Lecture 10: Interacting with the filesystem

CSCI 1360E: Foundations for Informatics and Analytics

Overview and Objectives

So far, all the data we've worked with have either been manually instantiated as NumPy arrays or lists of strings, or randomly generated. Here we'll finally get to go over reading to and writing from the filesystem. By the end of this lecture, you should be able to:

  • Implement a basic file reader / writer using built-in Python tools
  • Use exception handlers to make your interactions with the filesystem robust to failure
  • Use Python tools to move around the filesystem

Part 1: Interacting with text files

Text files are probably the most common and pervasive format of data. They can contain almost anything: weather data, stock market activity, literary works, and raw web data.

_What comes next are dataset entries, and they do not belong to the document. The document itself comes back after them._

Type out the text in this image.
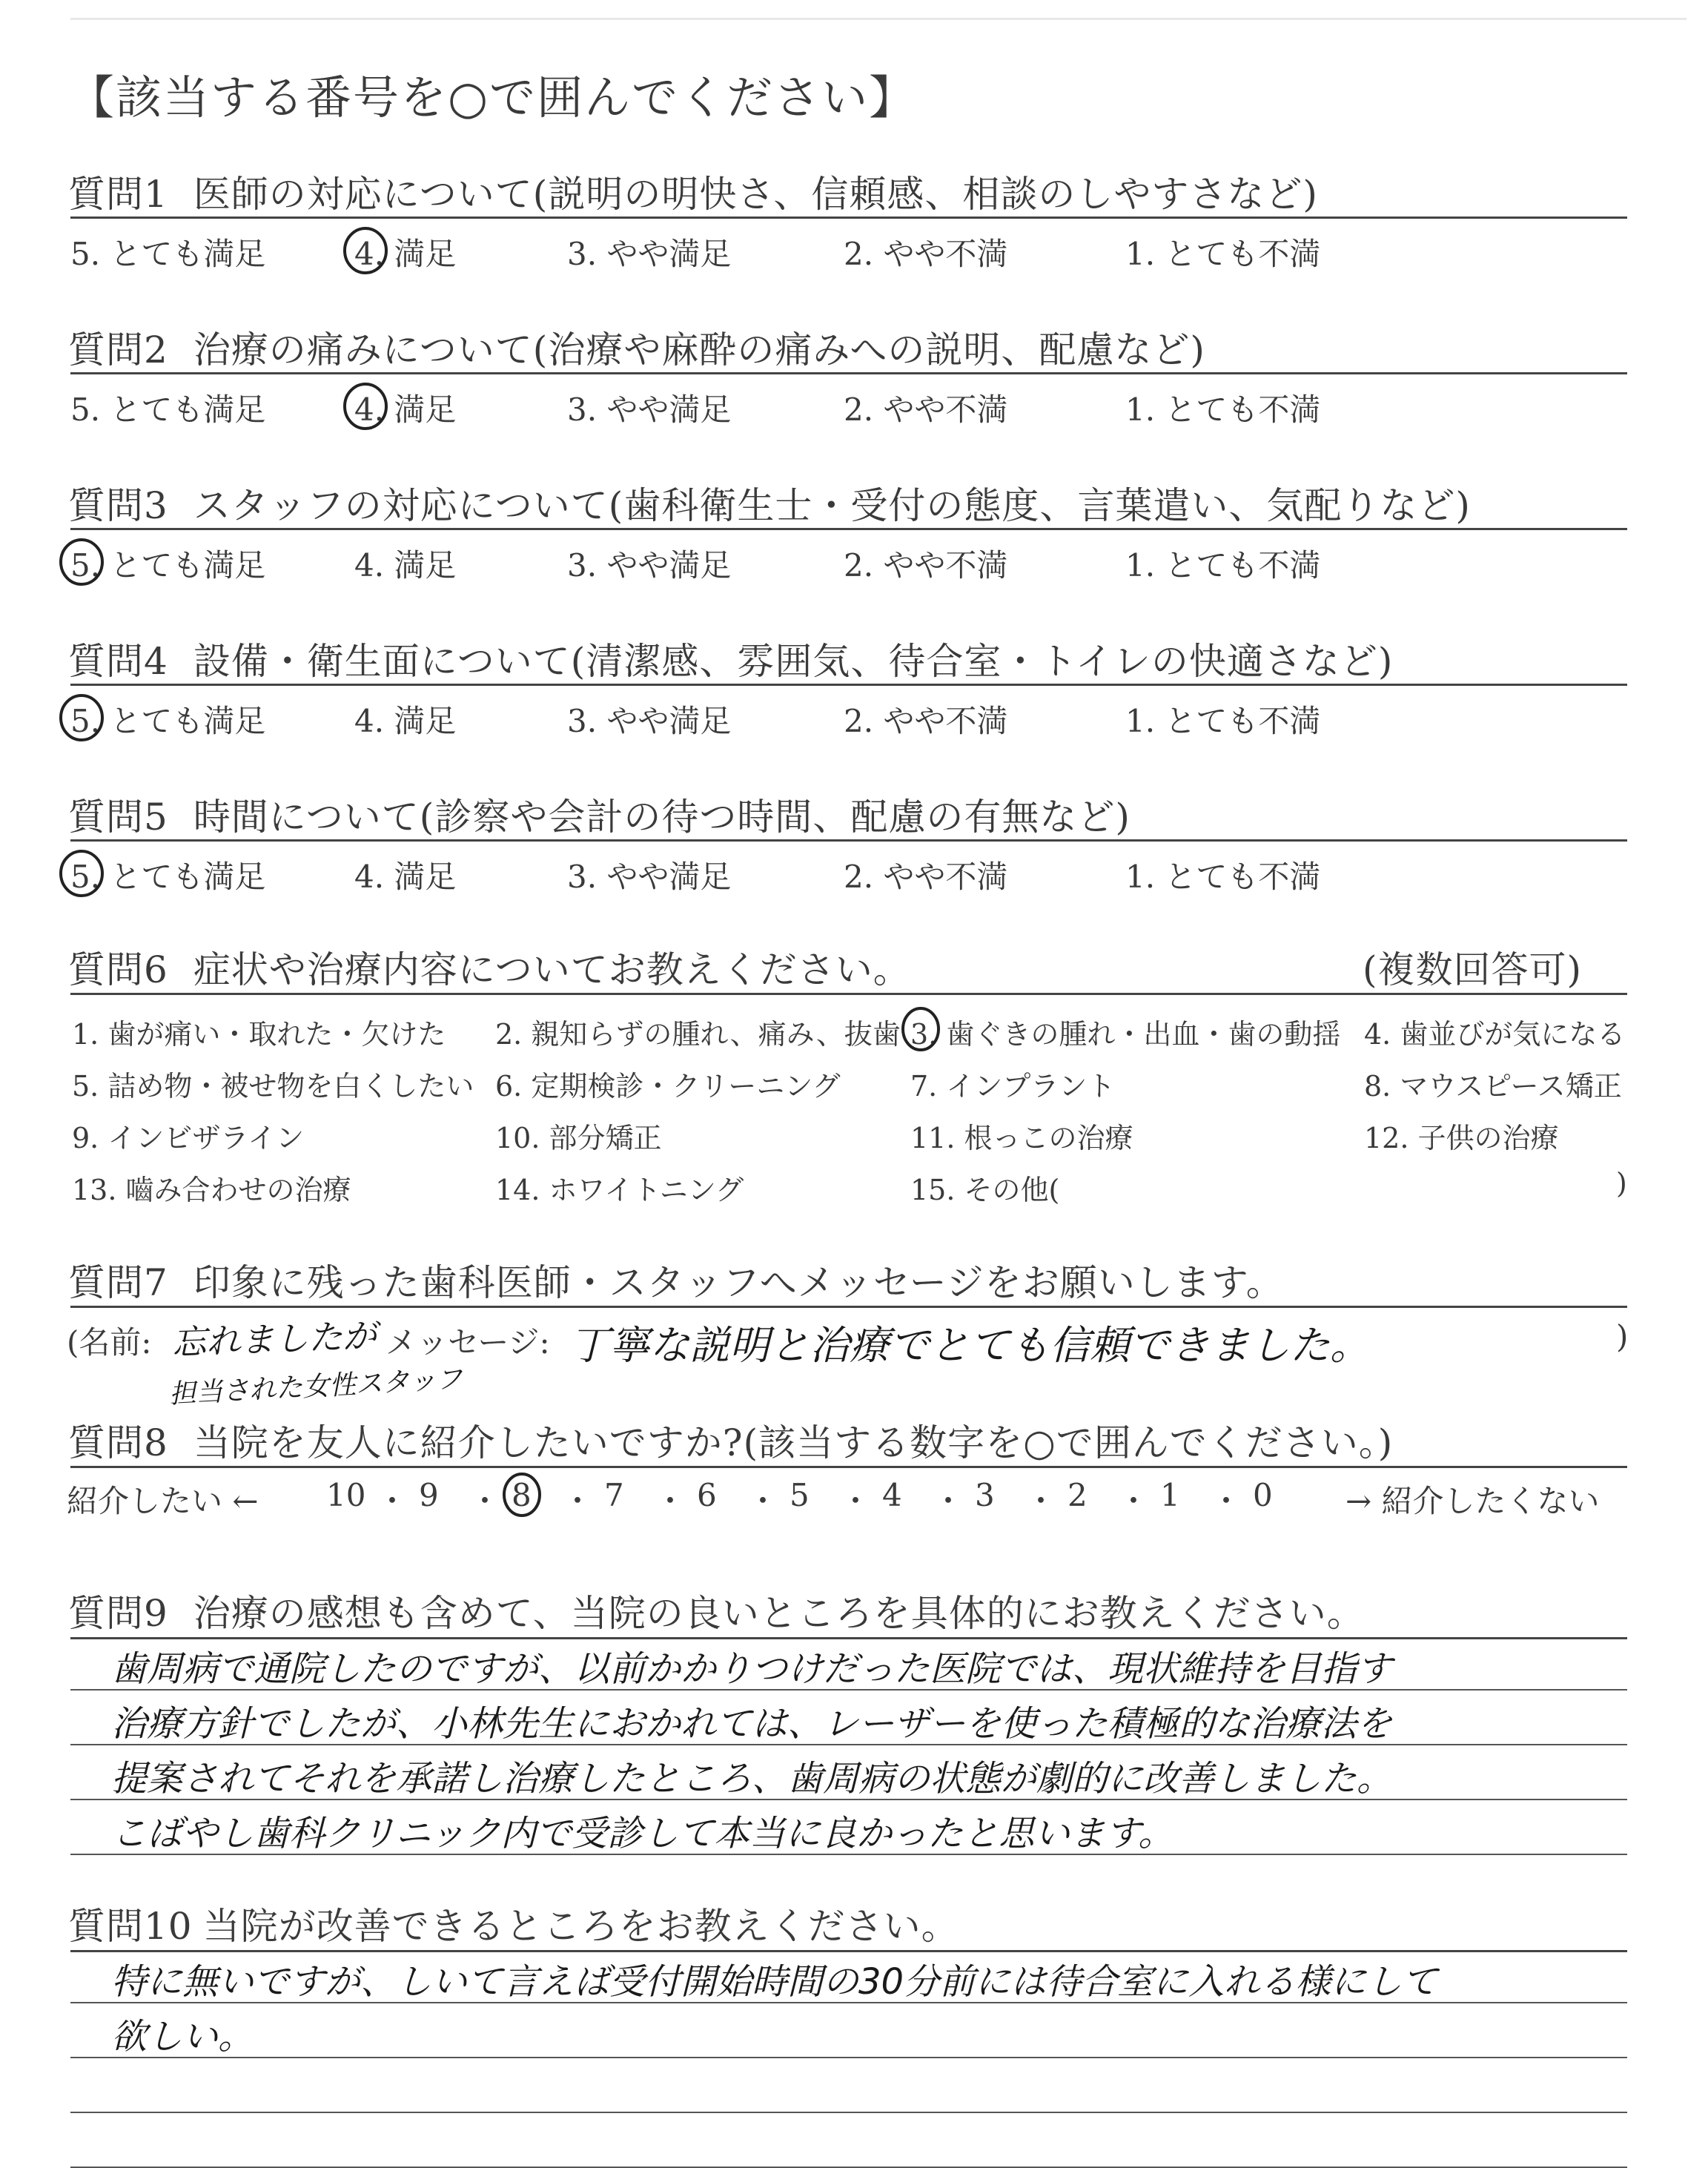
【該当する番号を○で囲んでください】
質問1 医師の対応について(説明の明快さ、信頼感、相談のしやすさなど)
5. とても満足	4. 満足	3. やや満足	2. やや不満	1. とても不満
質問2 治療の痛みについて(治療や麻酔の痛みへの説明、配慮など)
5. とても満足	4. 満足	3. やや満足	2. やや不満	1. とても不満
質問3 スタッフの対応について(歯科衛生士・受付の態度、言葉遣い、気配りなど)
5. とても満足	4. 満足	3. やや満足	2. やや不満	1. とても不満
質問4 設備・衛生面について(清潔感、雰囲気、待合室・トイレの快適さなど)
5. とても満足	4. 満足	3. やや満足	2. やや不満	1. とても不満
質問5 時間について(診察や会計の待つ時間、配慮の有無など)
5. とても満足	4. 満足	3. やや満足	2. やや不満	1. とても不満
質問6 症状や治療内容についてお教えください。	(複数回答可)
1. 歯が痛い・取れた・欠けた 2. 親知らずの腫れ、痛み、抜歯 3. 歯ぐきの腫れ・出血・歯の動揺 4. 歯並びが気になる
5. 詰め物・被せ物を白くしたい 6. 定期検診・クリーニング 7. インプラント	8. マウスピース矯正
9. インビザライン	10. 部分矯正	11. 根っこの治療	12. 子供の治療
13. 嚙み合わせの治療	14. ホワイトニング	15. その他(	)
質問7 印象に残った歯科医師・スタッフへメッセージをお願いします。
(名前: 忘れましたが
担当された女性スタッフ
メッセージ: 丁寧な説明と治療でとても信頼できました。	)
質問8 当院を友人に紹介したいですか?(該当する数字を○で囲んでください。)
紹介したい ← 10 ・ 9 ・ 8 ・ 7 ・ 6 ・ 5 ・ 4 ・ 3 ・ 2 ・ 1 ・ 0 → 紹介したくない
質問9 治療の感想も含めて、当院の良いところを具体的にお教えください。
歯周病で通院したのですが、以前かかりつけだった医院では、現状維持を目指す
治療方針でしたが、小林先生におかれては、レーザーを使った積極的な治療法を
提案されてそれを承諾し治療したところ、歯周病の状態が劇的に改善しました。
こばやし歯科クリニック内で受診して本当に良かったと思います。
質問10 当院が改善できるところをお教えください。
特に無いですが、しいて言えば受付開始時間の30分前には待合室に入れる様にして
欲しい。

Text files are also convenient for your own work: once some kind of analysis has finished, it's nice to dump the results into a file you can inspect later.

Reading an entire file

So let's jump into it! Let's start with something simple; say...the text version of Lewis Carroll's Alice in Wonderland?

In [1]:
file_object = open("Lecture10/alice.txt", "r")
contents = file_object.read()
print(contents[:71])
file_object.close()
Project Gutenberg's Alice's Adventures in Wonderland, by Lewis Carroll

Yep, I went there.

Let's walk through the code, line by line. First, we have a call to a function open() that accepts two arguments:

In [2]:
file_object = open("Lecture10/alice.txt", "r")
  • The first argument is the file path. It's like a URL, except to a file on your computer. It should be noted that, unless you specify a leading forward slash "/", Python will interpret this path to be relative to wherever the Python script is that you're running with this command.
  • The second argument is the mode. This tells Python whether you're reading from a file, writing to a file, or appending to a file. We'll come to each of these.

These two arguments are part of the function open(), which then returns a file descriptor. You can think of this kind of like a "pointer" or "reference" to the file_object, a "conduit" to interacting with the file from Python.

The next line is where the magic happens:

In [3]:
contents = file_object.read()

In this line, we're calling the method read() on the file reference we got in the previous step. This method goes into the file, pulls out everything in it, and sticks it all in the variable contents. One big string!

In [4]:
print(contents[:71])
Project Gutenberg's Alice's Adventures in Wonderland, by Lewis Carroll

...of which I then print the first 71 characters, which contains the name of the book and the author. Feel free to print the entire string contents; it'll take a few seconds, as you're printing the whole book!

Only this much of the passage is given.